11. Exercise 9: Multi-terminal builder recomputing the same SQL twice

Scenario

The builder has multiple terminals (middle.md §7): .SQL() returns the query string for logging, .Run(ctx, db) executes it. A common pattern is:

b := query.Select(...).From(...).Where(...)
log.Println("executing:", b.SQL())   // call 1: builds SQL
rows, _ := b.Run(ctx, db)             // call 2: builds SQL again

Each terminal calls the same internal assemble(). The second call redoes the work.

Before

package query

import (
    "context"
    "database/sql"
    "strings"
)

type Builder struct {
    table   string
    columns []string
    wheres  []string
    args    []any
    err     error
}

func (b *Builder) assemble() (string, []any, error) {
    if b.err != nil { return "", nil, b.err }
    var sb strings.Builder
    sb.WriteString("SELECT ")
    sb.WriteString(strings.Join(b.columns, ", "))
    sb.WriteString(" FROM ")
    sb.WriteString(b.table)
    if len(b.wheres) > 0 {
        sb.WriteString(" WHERE ")
        sb.WriteString(strings.Join(b.wheres, " AND "))
    }
    return sb.String(), b.args, nil
}

func (b *Builder) SQL() string {
    s, _, _ := b.assemble()
    return s
}

func (b *Builder) Run(ctx context.Context, db *sql.DB) (*sql.Rows, error) {
    s, args, err := b.assemble()
    if err != nil { return nil, err }
    return db.QueryContext(ctx, s, args...)
}

Benchmark

func BenchmarkLogAndRun(b *testing.B) {
    b.ReportAllocs()
    for i := 0; i < b.N; i++ {
        q := Select("id", "name").From("users").Where("active = ?", true)
        _ = q.SQL()
        _ = q.SQL()    // simulate logging + running
    }
}
BenchmarkLogAndRun-8    4_000_000    310 ns/op    256 B/op    8 allocs/op

Two assembles, each doing a strings.Builder allocation and a strings.Join.

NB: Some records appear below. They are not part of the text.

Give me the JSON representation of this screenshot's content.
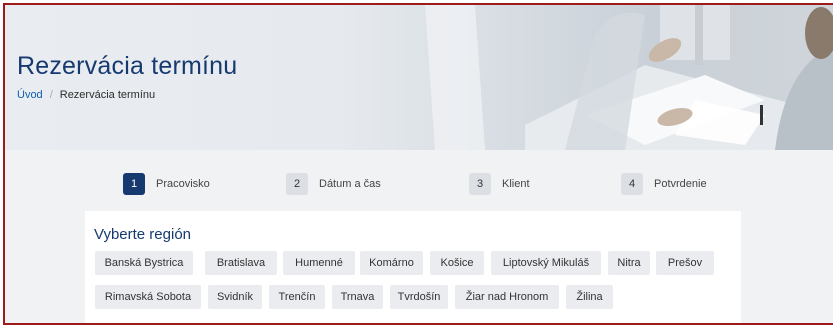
{
  "header": {
    "title": "Rezervácia termínu"
  },
  "breadcrumb": {
    "home": "Úvod",
    "current": "Rezervácia termínu"
  },
  "steps": [
    {
      "num": "1",
      "label": "Pracovisko",
      "active": true
    },
    {
      "num": "2",
      "label": "Dátum a čas",
      "active": false
    },
    {
      "num": "3",
      "label": "Klient",
      "active": false
    },
    {
      "num": "4",
      "label": "Potvrdenie",
      "active": false
    }
  ],
  "region_section": {
    "title": "Vyberte región",
    "regions": [
      "Banská Bystrica",
      "Bratislava",
      "Humenné",
      "Komárno",
      "Košice",
      "Liptovský Mikuláš",
      "Nitra",
      "Prešov",
      "Rimavská Sobota",
      "Svidník",
      "Trenčín",
      "Trnava",
      "Tvrdošín",
      "Žiar nad Hronom",
      "Žilina"
    ]
  },
  "colors": {
    "primary": "#163a70",
    "border": "#9e1b1b",
    "chip": "#eaecef"
  }
}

After Memoize the result in the builder. The first `assemble()` computes; subsequent calls return the cached string.
type Builder struct {
    table   string
    columns []string
    wheres  []string
    args    []any
    err     error

    // memoized result
    cachedSQL  string
    cachedArgs []any
    cached     bool
}

// Any mutation invalidates the cache.
func (b *Builder) From(t string) *Builder {
    b.cached = false
    b.table = t
    return b
}

func (b *Builder) Where(cond string, args ...any) *Builder {
    b.cached = false
    b.wheres = append(b.wheres, cond)
    b.args = append(b.args, args...)
    return b
}

func (b *Builder) assemble() (string, []any, error) {
    if b.err != nil { return "", nil, b.err }
    if b.cached {
        return b.cachedSQL, b.cachedArgs, nil
    }
    var sb strings.Builder
    sb.WriteString("SELECT ")
    sb.WriteString(strings.Join(b.columns, ", "))
    sb.WriteString(" FROM ")
    sb.WriteString(b.table)
    if len(b.wheres) > 0 {
        sb.WriteString(" WHERE ")
        sb.WriteString(strings.Join(b.wheres, " AND "))
    }
    b.cachedSQL = sb.String()
    b.cachedArgs = b.args
    b.cached = true
    return b.cachedSQL, b.cachedArgs, nil
}
BenchmarkLogAndRunMemoized-8    7_000_000    175 ns/op    128 B/op    4 allocs/op
1.8× faster, half the allocations. **Why it's faster.** The second `assemble()` call is now a struct-field read instead of a `strings.Builder` traversal. The two-allocations-per-build cost becomes one-allocation-total. **Trade-off.** 1. **Every mutation must invalidate the cache.** Forget one (a new `OrderBy()` method that doesn't set `cached = false`) and you get stale SQL. Subtle. Add a test that mutates then re-reads each terminal. 2. **The cache is per-builder.** It doesn't help if you build a fresh builder for each query (the common case). It only helps when the builder is consulted multiple times. 3. **The builder is now stateful in a new way.** Goroutine safety becomes "even reads need synchronization if there's any chance of mutation" — though §7 already established that builders are single-threaded. **When NOT to do this.** If `SQL()` is called once per builder (the typical case), the memoization is wasted memory (the cache fields cost ~32 bytes regardless of whether they're used). The optimization only pays off when terminals are called repeatedly on the same builder. **Variant: lazy validation cache.** Same pattern for validation: if `Validate()` and `Build()` both check the same invariants, cache the result.
func (b *Builder) Validate() error {
    if b.validated { return b.validateErr }
    b.validateErr = b.runValidation()
    b.validated = true
    return b.validateErr
}
Each mutation sets `b.validated = false`. **pprof:**
go test -bench=BenchmarkLogAndRun -cpuprofile=cpu.prof
go tool pprof -list 'assemble$' cpu.prof
Before: `assemble` shows as 50% of CPU. After: it shows as 25% (one of the two calls is now the cache hit).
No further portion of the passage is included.